Il est noir de jais, sept fois la masse du soleil, et il traverse la galaxie de la Voie lactée à 5 000 années-lumière à une vitesse de plus de 150 000 kilomètres par heure. Réponse : Un trou noir à la dérive, détecté par le télescope spatial Hubble.
Il est bien connu qu’il existe un trou noir supermassif au cœur de la Voie lactée. Mais dispersés dans toute la galaxie en forme de disque, il doit également y en avoir de nombreux plus petits et plus légers – les restes sombres d’étoiles massives qui ont explosé à la fin de leur vie.
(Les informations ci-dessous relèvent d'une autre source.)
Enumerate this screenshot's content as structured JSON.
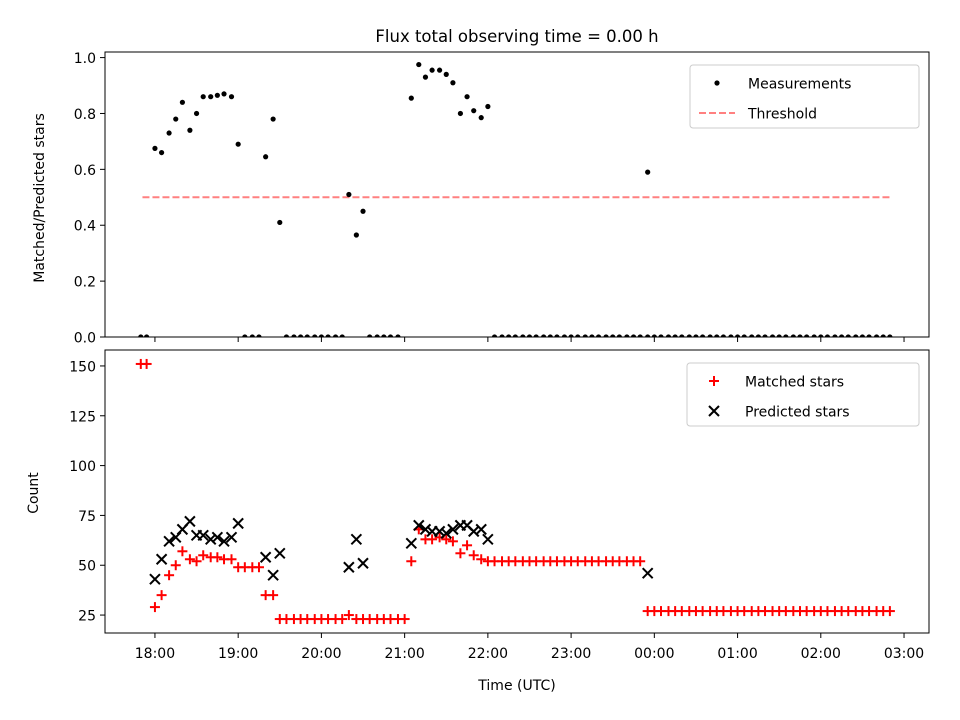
{
  "figure": {
    "title": "Flux total observing time = 0.00 h",
    "xlabel": "Time (UTC)",
    "x_tick_labels": [
      "18:00",
      "19:00",
      "20:00",
      "21:00",
      "22:00",
      "23:00",
      "00:00",
      "01:00",
      "02:00",
      "03:00"
    ]
  },
  "chart_data": [
    {
      "type": "scatter",
      "ylabel": "Matched/Predicted stars",
      "ylim": [
        0,
        1.02
      ],
      "xlim": [
        -0.6,
        9.3
      ],
      "x_unit": "hours since 18:00 UTC",
      "y_ticks": [
        "0.0",
        "0.2",
        "0.4",
        "0.6",
        "0.8",
        "1.0"
      ],
      "y_tick_values": [
        0,
        0.2,
        0.4,
        0.6,
        0.8,
        1.0
      ],
      "legend": {
        "position": "top-right",
        "entries": [
          {
            "label": "Measurements",
            "marker": "dot",
            "color": "#000000"
          },
          {
            "label": "Threshold",
            "marker": "dashed-line",
            "color": "#ff8080"
          }
        ]
      },
      "threshold": {
        "value": 0.5,
        "x_start": -0.15,
        "x_end": 8.85
      },
      "series": [
        {
          "name": "Measurements",
          "color": "#000000",
          "points": [
            [
              -0.17,
              0
            ],
            [
              -0.1,
              0
            ],
            [
              0,
              0.675
            ],
            [
              0.08,
              0.66
            ],
            [
              0.17,
              0.73
            ],
            [
              0.25,
              0.78
            ],
            [
              0.33,
              0.84
            ],
            [
              0.42,
              0.74
            ],
            [
              0.5,
              0.8
            ],
            [
              0.58,
              0.86
            ],
            [
              0.67,
              0.86
            ],
            [
              0.75,
              0.865
            ],
            [
              0.83,
              0.87
            ],
            [
              0.92,
              0.86
            ],
            [
              1.0,
              0.69
            ],
            [
              1.08,
              0
            ],
            [
              1.17,
              0
            ],
            [
              1.25,
              0
            ],
            [
              1.33,
              0.645
            ],
            [
              1.42,
              0.78
            ],
            [
              1.5,
              0.41
            ],
            [
              1.58,
              0
            ],
            [
              1.67,
              0
            ],
            [
              1.75,
              0
            ],
            [
              1.83,
              0
            ],
            [
              1.92,
              0
            ],
            [
              2.0,
              0
            ],
            [
              2.08,
              0
            ],
            [
              2.17,
              0
            ],
            [
              2.25,
              0
            ],
            [
              2.33,
              0.51
            ],
            [
              2.42,
              0.365
            ],
            [
              2.5,
              0.45
            ],
            [
              2.58,
              0
            ],
            [
              2.67,
              0
            ],
            [
              2.75,
              0
            ],
            [
              2.83,
              0
            ],
            [
              2.92,
              0
            ],
            [
              3.08,
              0.855
            ],
            [
              3.17,
              0.975
            ],
            [
              3.25,
              0.93
            ],
            [
              3.33,
              0.955
            ],
            [
              3.42,
              0.955
            ],
            [
              3.5,
              0.94
            ],
            [
              3.58,
              0.91
            ],
            [
              3.67,
              0.8
            ],
            [
              3.75,
              0.86
            ],
            [
              3.83,
              0.81
            ],
            [
              3.92,
              0.785
            ],
            [
              4.0,
              0.825
            ],
            [
              4.08,
              0
            ],
            [
              4.17,
              0
            ],
            [
              4.25,
              0
            ],
            [
              4.33,
              0
            ],
            [
              4.42,
              0
            ],
            [
              4.5,
              0
            ],
            [
              4.58,
              0
            ],
            [
              4.67,
              0
            ],
            [
              4.75,
              0
            ],
            [
              4.83,
              0
            ],
            [
              4.92,
              0
            ],
            [
              5.0,
              0
            ],
            [
              5.08,
              0
            ],
            [
              5.17,
              0
            ],
            [
              5.25,
              0
            ],
            [
              5.33,
              0
            ],
            [
              5.42,
              0
            ],
            [
              5.5,
              0
            ],
            [
              5.58,
              0
            ],
            [
              5.67,
              0
            ],
            [
              5.75,
              0
            ],
            [
              5.83,
              0
            ],
            [
              5.92,
              0
            ],
            [
              6.0,
              0
            ],
            [
              6.08,
              0
            ],
            [
              6.17,
              0
            ],
            [
              6.25,
              0
            ],
            [
              6.33,
              0
            ],
            [
              6.42,
              0
            ],
            [
              6.5,
              0
            ],
            [
              6.58,
              0
            ],
            [
              6.67,
              0
            ],
            [
              6.75,
              0
            ],
            [
              6.83,
              0
            ],
            [
              6.92,
              0
            ],
            [
              7.0,
              0
            ],
            [
              7.08,
              0
            ],
            [
              7.17,
              0
            ],
            [
              7.25,
              0
            ],
            [
              7.33,
              0
            ],
            [
              7.42,
              0
            ],
            [
              7.5,
              0
            ],
            [
              7.58,
              0
            ],
            [
              7.67,
              0
            ],
            [
              7.75,
              0
            ],
            [
              7.83,
              0
            ],
            [
              7.92,
              0
            ],
            [
              8.0,
              0
            ],
            [
              8.08,
              0
            ],
            [
              8.17,
              0
            ],
            [
              8.25,
              0
            ],
            [
              8.33,
              0
            ],
            [
              8.42,
              0
            ],
            [
              8.5,
              0
            ],
            [
              8.58,
              0
            ],
            [
              8.67,
              0
            ],
            [
              8.75,
              0
            ],
            [
              8.83,
              0
            ],
            [
              5.92,
              0.59
            ]
          ]
        }
      ]
    },
    {
      "type": "scatter",
      "ylabel": "Count",
      "ylim": [
        16,
        158
      ],
      "xlim": [
        -0.6,
        9.3
      ],
      "x_unit": "hours since 18:00 UTC",
      "y_ticks": [
        "25",
        "50",
        "75",
        "100",
        "125",
        "150"
      ],
      "y_tick_values": [
        25,
        50,
        75,
        100,
        125,
        150
      ],
      "legend": {
        "position": "top-right",
        "entries": [
          {
            "label": "Matched stars",
            "marker": "plus",
            "color": "#ff0000"
          },
          {
            "label": "Predicted stars",
            "marker": "x",
            "color": "#000000"
          }
        ]
      },
      "series": [
        {
          "name": "Matched stars",
          "color": "#ff0000",
          "marker": "plus",
          "points": [
            [
              -0.17,
              151
            ],
            [
              -0.1,
              151
            ],
            [
              0,
              29
            ],
            [
              0.08,
              35
            ],
            [
              0.17,
              45
            ],
            [
              0.25,
              50
            ],
            [
              0.33,
              57
            ],
            [
              0.42,
              53
            ],
            [
              0.5,
              52
            ],
            [
              0.58,
              55
            ],
            [
              0.67,
              54
            ],
            [
              0.75,
              54
            ],
            [
              0.83,
              53
            ],
            [
              0.92,
              53
            ],
            [
              1.0,
              49
            ],
            [
              1.08,
              49
            ],
            [
              1.17,
              49
            ],
            [
              1.25,
              49
            ],
            [
              1.33,
              35
            ],
            [
              1.42,
              35
            ],
            [
              1.5,
              23
            ],
            [
              1.58,
              23
            ],
            [
              1.67,
              23
            ],
            [
              1.75,
              23
            ],
            [
              1.83,
              23
            ],
            [
              1.92,
              23
            ],
            [
              2.0,
              23
            ],
            [
              2.08,
              23
            ],
            [
              2.17,
              23
            ],
            [
              2.25,
              23
            ],
            [
              2.33,
              25
            ],
            [
              2.42,
              23
            ],
            [
              2.5,
              23
            ],
            [
              2.58,
              23
            ],
            [
              2.67,
              23
            ],
            [
              2.75,
              23
            ],
            [
              2.83,
              23
            ],
            [
              2.92,
              23
            ],
            [
              3.0,
              23
            ],
            [
              3.08,
              52
            ],
            [
              3.17,
              68
            ],
            [
              3.25,
              63
            ],
            [
              3.33,
              63
            ],
            [
              3.42,
              64
            ],
            [
              3.5,
              63
            ],
            [
              3.58,
              62
            ],
            [
              3.67,
              56
            ],
            [
              3.75,
              60
            ],
            [
              3.83,
              55
            ],
            [
              3.92,
              53
            ],
            [
              4.0,
              52
            ],
            [
              4.08,
              52
            ],
            [
              4.17,
              52
            ],
            [
              4.25,
              52
            ],
            [
              4.33,
              52
            ],
            [
              4.42,
              52
            ],
            [
              4.5,
              52
            ],
            [
              4.58,
              52
            ],
            [
              4.67,
              52
            ],
            [
              4.75,
              52
            ],
            [
              4.83,
              52
            ],
            [
              4.92,
              52
            ],
            [
              5.0,
              52
            ],
            [
              5.08,
              52
            ],
            [
              5.17,
              52
            ],
            [
              5.25,
              52
            ],
            [
              5.33,
              52
            ],
            [
              5.42,
              52
            ],
            [
              5.5,
              52
            ],
            [
              5.58,
              52
            ],
            [
              5.67,
              52
            ],
            [
              5.75,
              52
            ],
            [
              5.83,
              52
            ],
            [
              5.92,
              27
            ],
            [
              6.0,
              27
            ],
            [
              6.08,
              27
            ],
            [
              6.17,
              27
            ],
            [
              6.25,
              27
            ],
            [
              6.33,
              27
            ],
            [
              6.42,
              27
            ],
            [
              6.5,
              27
            ],
            [
              6.58,
              27
            ],
            [
              6.67,
              27
            ],
            [
              6.75,
              27
            ],
            [
              6.83,
              27
            ],
            [
              6.92,
              27
            ],
            [
              7.0,
              27
            ],
            [
              7.08,
              27
            ],
            [
              7.17,
              27
            ],
            [
              7.25,
              27
            ],
            [
              7.33,
              27
            ],
            [
              7.42,
              27
            ],
            [
              7.5,
              27
            ],
            [
              7.58,
              27
            ],
            [
              7.67,
              27
            ],
            [
              7.75,
              27
            ],
            [
              7.83,
              27
            ],
            [
              7.92,
              27
            ],
            [
              8.0,
              27
            ],
            [
              8.08,
              27
            ],
            [
              8.17,
              27
            ],
            [
              8.25,
              27
            ],
            [
              8.33,
              27
            ],
            [
              8.42,
              27
            ],
            [
              8.5,
              27
            ],
            [
              8.58,
              27
            ],
            [
              8.67,
              27
            ],
            [
              8.75,
              27
            ],
            [
              8.83,
              27
            ]
          ]
        },
        {
          "name": "Predicted stars",
          "color": "#000000",
          "marker": "x",
          "points": [
            [
              0,
              43
            ],
            [
              0.08,
              53
            ],
            [
              0.17,
              62
            ],
            [
              0.25,
              64
            ],
            [
              0.33,
              68
            ],
            [
              0.42,
              72
            ],
            [
              0.5,
              65
            ],
            [
              0.58,
              65
            ],
            [
              0.67,
              63
            ],
            [
              0.75,
              64
            ],
            [
              0.83,
              62
            ],
            [
              0.92,
              64
            ],
            [
              1.0,
              71
            ],
            [
              1.33,
              54
            ],
            [
              1.42,
              45
            ],
            [
              1.5,
              56
            ],
            [
              2.33,
              49
            ],
            [
              2.42,
              63
            ],
            [
              2.5,
              51
            ],
            [
              3.08,
              61
            ],
            [
              3.17,
              70
            ],
            [
              3.25,
              68
            ],
            [
              3.33,
              67
            ],
            [
              3.42,
              67
            ],
            [
              3.5,
              66
            ],
            [
              3.58,
              68
            ],
            [
              3.67,
              70
            ],
            [
              3.75,
              70
            ],
            [
              3.83,
              67
            ],
            [
              3.92,
              68
            ],
            [
              4.0,
              63
            ],
            [
              5.92,
              46
            ]
          ]
        }
      ]
    }
  ]
}
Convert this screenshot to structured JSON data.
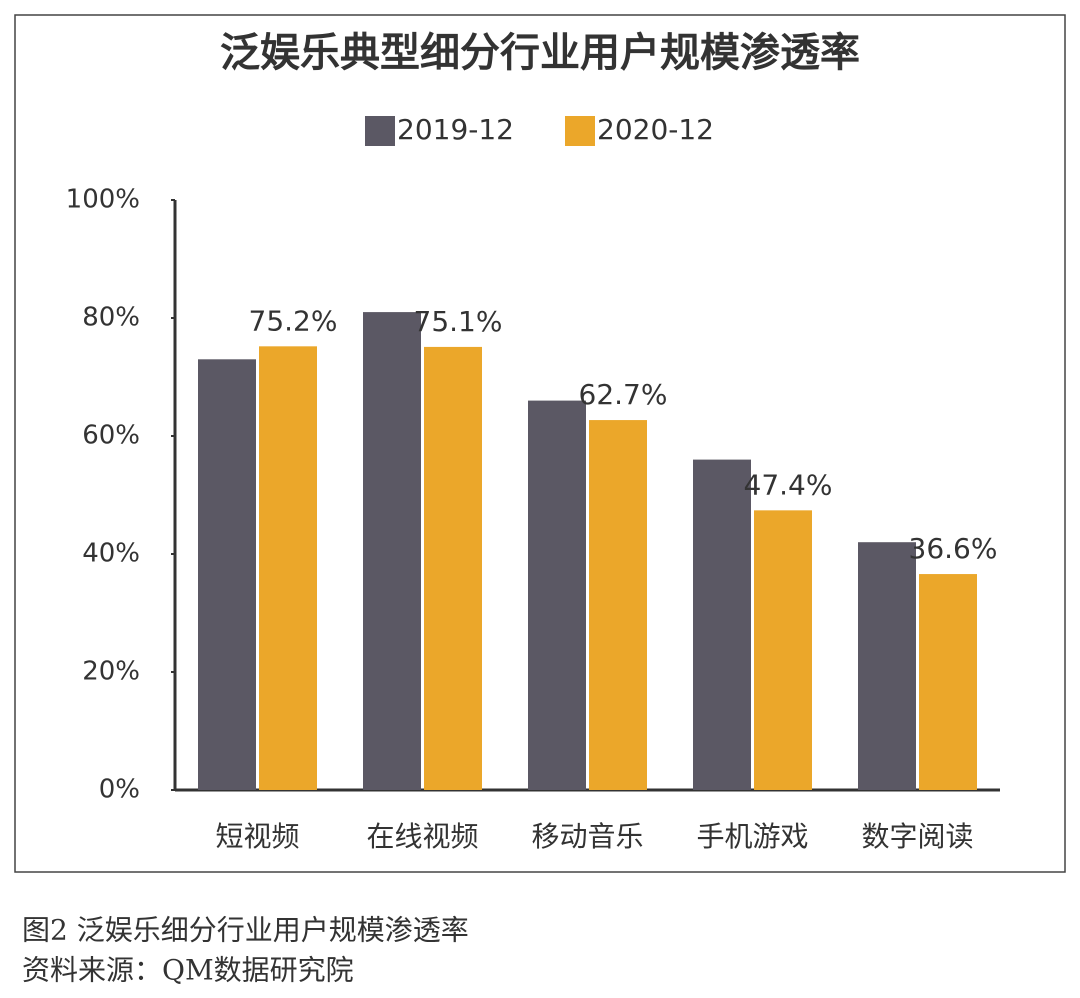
{
  "chart_data": {
    "type": "bar",
    "title": "泛娱乐典型细分行业用户规模渗透率",
    "categories": [
      "短视频",
      "在线视频",
      "移动音乐",
      "手机游戏",
      "数字阅读"
    ],
    "series": [
      {
        "name": "2019-12",
        "color": "#5b5864",
        "values": [
          73,
          81,
          66,
          56,
          42
        ]
      },
      {
        "name": "2020-12",
        "color": "#eba72a",
        "values": [
          75.2,
          75.1,
          62.7,
          47.4,
          36.6
        ],
        "value_labels": [
          "75.2%",
          "75.1%",
          "62.7%",
          "47.4%",
          "36.6%"
        ]
      }
    ],
    "ylim": [
      0,
      100
    ],
    "yticks": [
      {
        "value": 0,
        "label": "0%"
      },
      {
        "value": 20,
        "label": "20%"
      },
      {
        "value": 40,
        "label": "40%"
      },
      {
        "value": 60,
        "label": "60%"
      },
      {
        "value": 80,
        "label": "80%"
      },
      {
        "value": 100,
        "label": "100%"
      }
    ],
    "legend": "top"
  },
  "caption": [
    "图2 泛娱乐细分行业用户规模渗透率",
    "资料来源：QM数据研究院"
  ]
}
Jusqu’à présent, de tels trous noirs stellaires n’ont été découverts que lorsqu’une étoile ordinaire les orbite. Le trou noir aspire alors le gaz de l’étoile ; ce gaz est extrêmement chauffé avant de tomber dedans, et les rayons X qui en résultent trahissent la présence du trou noir. Mais les trous noirs qui traversent la vie « seuls » doivent être énormément plus nombreux. On estime qu’il y en a environ une centaine de millions. Du moins, selon les théories actuelles sur le parcours de vie des étoiles.
«Il est très important de trouver ces trous noirs singuliers, afin de tester et de développer davantage notre compréhension de l’évolution stellaire», déclare Nathalie Degenaar (Université d’Amsterdam). Ceci a maintenant été réalisé pour la première fois avec le télescope Hubble.
Lentille de gravité
La découverte, par deux équipes indépendantes d’astronomes américains, a été rendue possible parce qu’un trou noir déforme légèrement l’espace environnant avec sa gravité. La lumière d’une étoile lointaine, à grande distance derrière le trou noir, est donc légèrement déviée et aussi amplifiée – le trou noir agit comme une lentille gravitationnelle. En mesurant les déviations de la lumière de l’étoile d’arrière-plan, vous pouvez déterminer les propriétés du trou noir.
Cela peut être comparé à une petite bosse dans une vitre. Vous voyez comment le monde extérieur est localement déformé en conséquence, et de ces déformations vous déduisez les propriétés de la bulle de verre.
Selon Degenaar, cette technique de “microlentille” est le seul moyen de trouver des trous noirs solitaires. “La méthode est robuste”, dit-elle, “mais faire les bonnes observations est très difficile.” Hubble a mesuré une étoile très faible à près de 20 000 années-lumière. Pendant neuf mois, cette étoile a été légèrement plus brillante que d’habitude, et sa position dans le ciel a changé d’un millième de seconde d’arc, ce qui équivaut à l’épaisseur d’un cheveu humain à une distance de dix kilomètres.
Les astronomes du Space Telescope Science Institute ont déduit la distance, la masse et la vitesse de l’objet sombre au premier plan qui agissait comme une lentille gravitationnelle – ils disent un trou noir se déplaçant rapidement environ sept fois la masse du Soleil. Des collègues de l’Université de Californie à Berkeley ont proposé une masse un peu plus petite, mais n’excluent pas la possibilité qu’il s’agisse d’un trou noir solitaire. Les deux groupes de recherche ont publié leurs analyses dans The Astrophysical Journal.
De nombreux autres trous noirs errants seront sans aucun doute découverts à l’avenir, notamment par le télescope spatial romain Nancy Grace en construction. Heureusement, ils ne présentent aucun danger pour la Terre : même si la galaxie de la Voie lactée en contient bien une centaine de millions, le trou noir le plus proche est encore à une centaine d’années-lumière de nous.